In summer/fall 2009, I almost attended library school at College Park, Maryland. For a month prior to the start of classes, I sublet a room in Columbia Heights and spent four weeks roaming around alone in DC. The great part is that I actually had the money to do so after living at home and working full time for eight months, and DC is actually where this comparative quest of macaroni and cheese developed. The original article I started from is this 2008 Gridskipper post and a number of other posts and boards, then I mapped out which locations were most convenient to the places I was visiting. I’d been to the Spy Museum before when I was in college, but had not eaten at the restaurant next door, Zola.

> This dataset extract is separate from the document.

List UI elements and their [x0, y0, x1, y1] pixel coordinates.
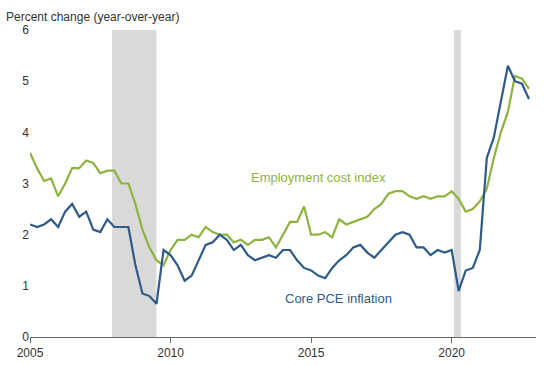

Eating alone is a pretty interesting experience. It can be very liberating or make one feel insecure. I actually think it made me savor food in a different way because instead of sharing the experience with a dining partner, I was taking in my surroundings and focusing on what I was eating.

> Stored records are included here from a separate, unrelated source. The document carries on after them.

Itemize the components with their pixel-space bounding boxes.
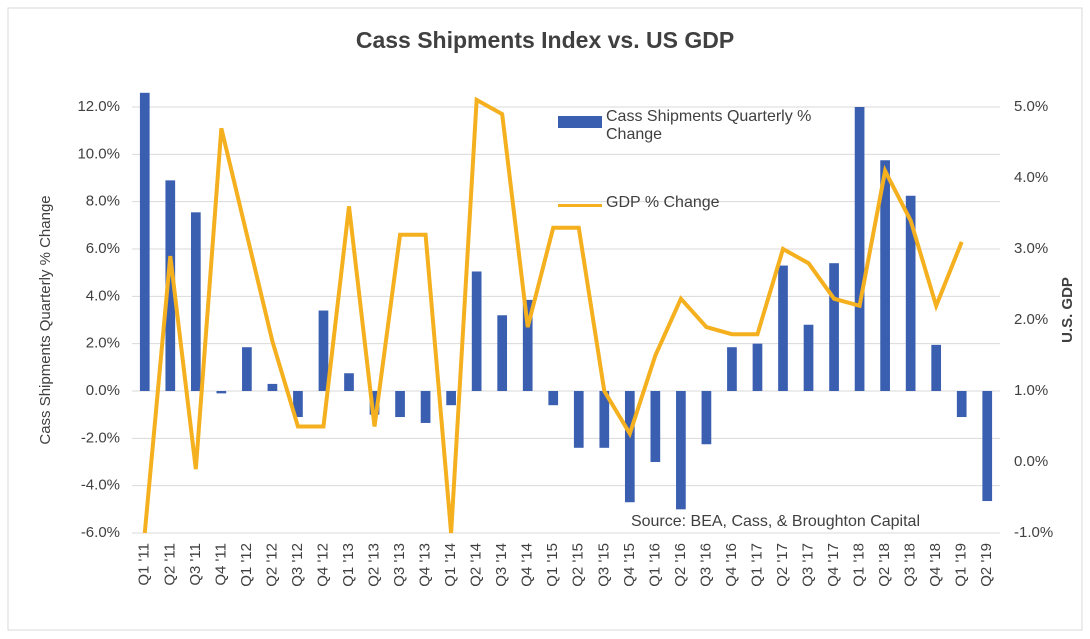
bar (293, 391, 303, 418)
y-tick-label: 2.0% (86, 335, 120, 352)
y2-tick-label: 4.0% (1014, 169, 1048, 186)
x-tick-label: Q4 '12 (314, 543, 331, 587)
x-tick-label: Q1 '19 (953, 543, 970, 587)
bar (982, 391, 993, 502)
bar (624, 391, 635, 503)
x-tick-label: Q2 '19 (978, 543, 995, 587)
bar (446, 391, 456, 406)
x-tick-label: Q2 '11 (161, 543, 178, 586)
x-tick-label: Q3 '17 (799, 543, 816, 587)
bar (931, 344, 942, 391)
x-tick-label: Q2 '14 (468, 543, 485, 587)
bar (139, 92, 150, 392)
bar (471, 271, 482, 391)
y2-axis-title: U.S. GDP (1059, 277, 1076, 343)
bar (522, 299, 533, 391)
bar (190, 212, 201, 391)
bar (497, 315, 508, 391)
x-tick-label: Q4 '17 (825, 543, 842, 587)
y2-tick-label: 1.0% (1014, 382, 1048, 399)
bar (573, 391, 584, 448)
bar (344, 373, 354, 391)
x-tick-label: Q3 '14 (493, 543, 510, 587)
x-tick-label: Q3 '15 (595, 543, 612, 587)
x-tick-label: Q2 '17 (774, 543, 791, 587)
x-tick-label: Q3 '12 (289, 543, 306, 587)
bar (216, 391, 227, 394)
x-tick-label: Q4 '18 (927, 543, 944, 587)
bar (599, 391, 610, 448)
x-tick-label: Q2 '12 (263, 543, 280, 587)
y-tick-label: 10.0% (77, 145, 120, 162)
y-tick-label: 0.0% (86, 382, 120, 399)
y-tick-label: -6.0% (81, 524, 120, 541)
x-tick-label: Q3 '11 (187, 543, 204, 586)
x-tick-label: Q1 '18 (851, 543, 868, 587)
x-tick-label: Q2 '18 (876, 543, 893, 587)
legend-label: Cass Shipments Quarterly % Change (606, 108, 812, 143)
bar (727, 347, 737, 391)
bar (956, 391, 967, 418)
y2-tick-label: 5.0% (1014, 98, 1048, 115)
x-tick-label: Q4 '15 (621, 543, 638, 587)
bar (242, 347, 252, 391)
bar (803, 324, 814, 391)
bar (650, 391, 661, 462)
x-tick-label: Q1 '13 (340, 543, 357, 587)
y-axis-title: Cass Shipments Quarterly % Change (37, 195, 54, 444)
bar (548, 391, 559, 406)
bar (318, 310, 329, 391)
x-tick-label: Q1 '11 (136, 543, 153, 586)
x-tick-label: Q1 '12 (238, 543, 255, 587)
x-tick-label: Q1 '15 (544, 543, 561, 587)
bar (165, 180, 176, 391)
chart-title: Cass Shipments Index vs. US GDP (356, 27, 734, 53)
bar (752, 343, 763, 391)
bar (829, 263, 839, 391)
bar (701, 391, 712, 445)
x-tick-label: Q4 '16 (723, 543, 740, 587)
x-tick-label: Q1 '14 (442, 543, 459, 587)
legend-swatch (558, 204, 602, 207)
bar (905, 195, 916, 391)
source-note: Source: BEA, Cass, & Broughton Capital (631, 513, 920, 530)
bar (420, 391, 431, 423)
x-tick-label: Q3 '18 (902, 543, 919, 587)
bar (880, 160, 890, 391)
x-tick-label: Q1 '17 (748, 543, 765, 587)
legend-label: GDP % Change (606, 194, 720, 211)
y2-tick-label: -1.0% (1014, 524, 1053, 541)
legend-swatch (558, 116, 602, 128)
bar (854, 107, 865, 391)
line (142, 96, 964, 534)
y-tick-label: 4.0% (86, 287, 120, 304)
bar (369, 391, 380, 415)
y-tick-label: -4.0% (81, 477, 120, 494)
y-tick-label: -2.0% (81, 429, 120, 446)
bar (778, 265, 788, 391)
bar (267, 383, 278, 391)
y2-tick-label: 0.0% (1014, 453, 1048, 470)
bar (676, 391, 686, 510)
chart-frame (7, 7, 1083, 631)
bar (395, 391, 405, 418)
x-tick-label: Q4 '13 (417, 543, 434, 587)
x-tick-label: Q3 '16 (697, 543, 714, 587)
x-tick-label: Q3 '13 (391, 543, 408, 587)
x-tick-label: Q4 '11 (212, 543, 229, 586)
x-tick-label: Q2 '15 (570, 543, 587, 587)
y2-tick-label: 2.0% (1014, 311, 1048, 328)
y-tick-label: 12.0% (77, 98, 120, 115)
x-tick-label: Q2 '13 (365, 543, 382, 587)
x-tick-label: Q1 '16 (646, 543, 663, 587)
y-tick-label: 6.0% (86, 240, 120, 257)
y2-tick-label: 3.0% (1014, 240, 1048, 257)
legend-item: GDP % Change (558, 194, 848, 212)
x-tick-label: Q4 '14 (519, 543, 536, 587)
x-tick-label: Q2 '16 (672, 543, 689, 587)
y-tick-label: 8.0% (86, 193, 120, 210)
legend-item: Cass Shipments Quarterly % Change (558, 108, 848, 144)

This lobster mac and cheese is only the best because it’s in my memory and it was the first rendition of lobster mac I’d ever had. I don’t remember exactly what it was like, just big chunks of lobster, a really good mix of cheeses, and big fat elbow noodles (what my little kid heart feels is REAL macaroni, not penne or fusilli or orecchiette). Subsequent versions have been not as exciting, either not as cheesy (Old Port Lobster Shack, which was more creamy than cheesy) or just not working together (Alexander’s Steakhouse, where the mac is good and the lobster does nothing for it… I don’t know if truffles work with lobster mac; it’s like too much stuff going on in one place; likewise, Formosa Cafe had one of the more creative efforts, but I didn’t love the mushrooms and green onions). I’m still on a quest to recapture that memory of Zola’s lobster mac… maybe it won’t be as good and my mind is remembering it as better than it was.